Преодолевать навыки труднее, чем использовать навыки: обновляться в каждом стихотворении нелегко. Кирсанову далеко не всегда это удавалось – тогда в стихотворении оставались радостно-складные слова и (иногда) заранее готовая мысль. Кирсанов рвался преодолеть эту дробную малоформенность хотя бы простейшим образом – большим объемом. Отсюда его постоянное стремление к крупным масштабам, к большим поэмам. Мы видели в обзоре книг Кирсанова, как преобладали у него поэмы над лирикой – а ведь перечислены были далеко не все его поэмы. Хотя в памяти читателей неизменно оставались не эти большие вещи, а короткие стихотворения, а еще чаще – отдельные строфы и строки. Но разве это не судьба любой поэзии?

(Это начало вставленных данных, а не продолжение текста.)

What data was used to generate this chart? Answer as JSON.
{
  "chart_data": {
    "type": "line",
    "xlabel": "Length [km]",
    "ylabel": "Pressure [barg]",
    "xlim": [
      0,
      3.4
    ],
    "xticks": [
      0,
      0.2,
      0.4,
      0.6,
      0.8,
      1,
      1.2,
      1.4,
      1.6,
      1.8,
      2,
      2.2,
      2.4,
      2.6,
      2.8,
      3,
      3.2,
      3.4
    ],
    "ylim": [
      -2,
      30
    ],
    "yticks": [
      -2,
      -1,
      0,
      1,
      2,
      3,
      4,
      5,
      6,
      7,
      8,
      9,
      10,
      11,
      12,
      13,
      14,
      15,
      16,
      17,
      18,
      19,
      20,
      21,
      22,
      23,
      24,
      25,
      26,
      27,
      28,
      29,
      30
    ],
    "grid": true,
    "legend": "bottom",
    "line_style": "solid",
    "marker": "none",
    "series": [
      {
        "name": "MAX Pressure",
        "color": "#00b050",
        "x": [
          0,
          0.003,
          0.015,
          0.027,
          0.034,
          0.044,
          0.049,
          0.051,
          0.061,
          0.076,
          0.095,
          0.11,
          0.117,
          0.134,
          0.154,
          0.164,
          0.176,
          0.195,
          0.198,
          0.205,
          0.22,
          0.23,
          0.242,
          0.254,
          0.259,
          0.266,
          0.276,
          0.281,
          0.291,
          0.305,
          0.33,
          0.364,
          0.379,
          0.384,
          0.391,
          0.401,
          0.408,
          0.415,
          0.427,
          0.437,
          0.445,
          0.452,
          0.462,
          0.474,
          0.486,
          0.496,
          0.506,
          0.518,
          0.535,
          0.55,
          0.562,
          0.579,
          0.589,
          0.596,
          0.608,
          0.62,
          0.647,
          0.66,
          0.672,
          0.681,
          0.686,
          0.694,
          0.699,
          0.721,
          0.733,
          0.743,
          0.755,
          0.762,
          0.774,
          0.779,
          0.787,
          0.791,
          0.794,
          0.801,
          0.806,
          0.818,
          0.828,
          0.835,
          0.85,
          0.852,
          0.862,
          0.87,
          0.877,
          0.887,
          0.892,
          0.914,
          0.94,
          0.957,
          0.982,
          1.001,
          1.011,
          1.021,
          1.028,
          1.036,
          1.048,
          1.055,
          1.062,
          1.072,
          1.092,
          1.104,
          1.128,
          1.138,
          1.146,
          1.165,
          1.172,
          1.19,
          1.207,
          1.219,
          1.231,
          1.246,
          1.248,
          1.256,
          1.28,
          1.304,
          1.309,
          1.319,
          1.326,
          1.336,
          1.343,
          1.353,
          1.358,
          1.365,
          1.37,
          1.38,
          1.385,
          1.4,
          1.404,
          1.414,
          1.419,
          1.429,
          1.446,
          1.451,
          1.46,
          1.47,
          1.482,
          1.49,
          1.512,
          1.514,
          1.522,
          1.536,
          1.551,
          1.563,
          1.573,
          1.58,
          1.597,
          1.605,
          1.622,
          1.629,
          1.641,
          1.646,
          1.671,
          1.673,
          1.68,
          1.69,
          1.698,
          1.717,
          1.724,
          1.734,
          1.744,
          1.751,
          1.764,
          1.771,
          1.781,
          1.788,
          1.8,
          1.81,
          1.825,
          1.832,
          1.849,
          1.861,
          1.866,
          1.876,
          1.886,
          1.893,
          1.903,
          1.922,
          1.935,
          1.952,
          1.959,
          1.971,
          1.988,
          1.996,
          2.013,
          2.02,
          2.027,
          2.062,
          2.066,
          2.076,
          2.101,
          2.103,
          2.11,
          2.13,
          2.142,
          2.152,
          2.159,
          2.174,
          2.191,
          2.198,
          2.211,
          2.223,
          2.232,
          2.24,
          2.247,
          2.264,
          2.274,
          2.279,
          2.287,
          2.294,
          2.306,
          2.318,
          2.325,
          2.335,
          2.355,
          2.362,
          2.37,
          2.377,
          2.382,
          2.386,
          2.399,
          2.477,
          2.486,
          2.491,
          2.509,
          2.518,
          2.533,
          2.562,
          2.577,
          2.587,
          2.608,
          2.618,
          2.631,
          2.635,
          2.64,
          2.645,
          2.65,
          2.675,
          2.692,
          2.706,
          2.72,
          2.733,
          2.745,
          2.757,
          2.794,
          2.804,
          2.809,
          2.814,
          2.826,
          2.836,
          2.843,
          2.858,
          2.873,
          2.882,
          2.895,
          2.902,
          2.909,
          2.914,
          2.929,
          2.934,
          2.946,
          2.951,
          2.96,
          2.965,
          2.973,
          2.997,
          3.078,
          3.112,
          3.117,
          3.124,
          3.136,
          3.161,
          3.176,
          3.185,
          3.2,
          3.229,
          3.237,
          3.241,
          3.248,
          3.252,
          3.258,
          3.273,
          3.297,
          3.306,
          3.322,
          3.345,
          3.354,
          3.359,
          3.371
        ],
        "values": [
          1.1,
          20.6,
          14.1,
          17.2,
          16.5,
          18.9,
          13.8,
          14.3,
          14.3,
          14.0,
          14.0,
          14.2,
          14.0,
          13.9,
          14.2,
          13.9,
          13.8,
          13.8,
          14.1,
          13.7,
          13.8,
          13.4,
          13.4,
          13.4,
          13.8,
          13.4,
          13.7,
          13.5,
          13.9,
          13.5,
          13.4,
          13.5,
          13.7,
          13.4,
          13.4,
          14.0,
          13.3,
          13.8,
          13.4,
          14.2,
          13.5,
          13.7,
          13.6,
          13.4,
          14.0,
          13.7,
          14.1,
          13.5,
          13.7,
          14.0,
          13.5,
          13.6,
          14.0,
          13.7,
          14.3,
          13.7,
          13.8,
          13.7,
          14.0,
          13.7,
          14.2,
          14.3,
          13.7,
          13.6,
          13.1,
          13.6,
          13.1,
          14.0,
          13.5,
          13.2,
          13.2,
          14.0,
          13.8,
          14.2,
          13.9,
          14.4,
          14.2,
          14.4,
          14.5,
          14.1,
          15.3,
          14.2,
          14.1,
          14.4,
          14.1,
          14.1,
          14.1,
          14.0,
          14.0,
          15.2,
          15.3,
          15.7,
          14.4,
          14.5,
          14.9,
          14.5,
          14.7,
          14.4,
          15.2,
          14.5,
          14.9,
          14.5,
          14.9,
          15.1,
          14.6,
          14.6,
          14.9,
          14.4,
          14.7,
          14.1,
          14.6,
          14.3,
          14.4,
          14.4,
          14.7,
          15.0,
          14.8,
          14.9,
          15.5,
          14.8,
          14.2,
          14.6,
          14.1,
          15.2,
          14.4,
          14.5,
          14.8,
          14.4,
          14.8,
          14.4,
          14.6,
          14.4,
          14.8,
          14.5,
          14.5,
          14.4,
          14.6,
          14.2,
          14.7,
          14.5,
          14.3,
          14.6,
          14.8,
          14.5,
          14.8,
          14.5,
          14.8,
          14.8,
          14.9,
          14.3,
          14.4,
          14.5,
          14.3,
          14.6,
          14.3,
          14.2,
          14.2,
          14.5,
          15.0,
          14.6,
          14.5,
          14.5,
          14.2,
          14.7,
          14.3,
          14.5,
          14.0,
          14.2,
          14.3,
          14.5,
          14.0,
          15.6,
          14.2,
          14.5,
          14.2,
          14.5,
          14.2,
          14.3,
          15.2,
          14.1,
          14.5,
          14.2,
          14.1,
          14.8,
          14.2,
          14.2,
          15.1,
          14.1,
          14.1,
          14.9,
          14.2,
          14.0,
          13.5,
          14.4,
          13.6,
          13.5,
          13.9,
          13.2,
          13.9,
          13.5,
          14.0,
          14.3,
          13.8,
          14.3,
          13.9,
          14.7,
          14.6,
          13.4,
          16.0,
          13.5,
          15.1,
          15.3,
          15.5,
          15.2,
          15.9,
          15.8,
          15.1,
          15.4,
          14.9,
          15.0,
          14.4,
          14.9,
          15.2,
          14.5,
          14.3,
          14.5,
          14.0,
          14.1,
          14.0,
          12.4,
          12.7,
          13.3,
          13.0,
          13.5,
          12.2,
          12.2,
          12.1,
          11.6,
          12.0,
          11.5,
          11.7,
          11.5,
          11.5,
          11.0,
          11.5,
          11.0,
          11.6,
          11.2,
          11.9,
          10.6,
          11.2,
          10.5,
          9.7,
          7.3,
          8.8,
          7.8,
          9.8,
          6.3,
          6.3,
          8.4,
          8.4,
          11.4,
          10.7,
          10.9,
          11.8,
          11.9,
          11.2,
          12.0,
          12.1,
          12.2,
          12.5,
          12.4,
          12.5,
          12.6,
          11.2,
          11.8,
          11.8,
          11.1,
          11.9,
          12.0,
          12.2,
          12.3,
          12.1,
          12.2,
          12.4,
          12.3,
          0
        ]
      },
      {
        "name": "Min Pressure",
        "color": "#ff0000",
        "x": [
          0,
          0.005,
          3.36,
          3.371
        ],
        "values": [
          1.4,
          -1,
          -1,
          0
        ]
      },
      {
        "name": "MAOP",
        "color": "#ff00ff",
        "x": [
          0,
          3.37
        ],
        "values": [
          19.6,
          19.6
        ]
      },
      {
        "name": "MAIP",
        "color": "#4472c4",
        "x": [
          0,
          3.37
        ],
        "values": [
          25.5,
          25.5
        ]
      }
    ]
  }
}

Звуковой образ и смысловой образ – два ключевых понятия поэтики Семена Кирсанова. В своих занятиях с молодыми поэтами он обращался к ним вновь и вновь, «Моросит на Маросейке…» – начиналось раннее стихотворение. Смысловой образ здесь – Маросейка, московская улица, название ее для современного москвича ничего не значит, а для историка значит «Малороссийка», от старинного малороссийского подворья. Звуковой образ здесь – созвучие со словом «моросит», эта морось притворяется корнем слова «Маросейка» (по крайней мере – сиюминутным корнем, пока идет дождь). Возникает ложное, но выразительное переосмысление, которое называется «народной этимологией» или «поэтической этимологией». Оно подкрепляется через строчку подключением еще одного звукового образа – «осень-хмаросейка», сеющая дождь из хмар (по-украински – по-малороссийски! – туч). Здесь же присутствует и личное ручательство: читателю уже сообщено, что Кирсанов приехал в Москву из Одессы и украинский язык для него не чужой. Вот такое умножение смысла от несовпадения границ звукового и смыслового образа и становится источником образного богатства современной поэзии. Конечно, не единственным источником. Необычно описать вид облаков или чувства асфальтируемого булыжника («Поэма поэтов»), построить целый небывалый мир из подземных овощей в «Поэме поэтов» или из химических отрав в антивоенной поэме «Герань – миндаль – фиалка» Кирсанов умеет и без игры словами, работая только зрительными образами вещей. Монументальное начало поэмы «Эдем», картина единой для всех времен войны добра и зла, тоже построена без звуковых образов – только смысловые. Однако обычно звуковые образы для обогащения смысловых образов возникают у Кирсанова на каждой странице.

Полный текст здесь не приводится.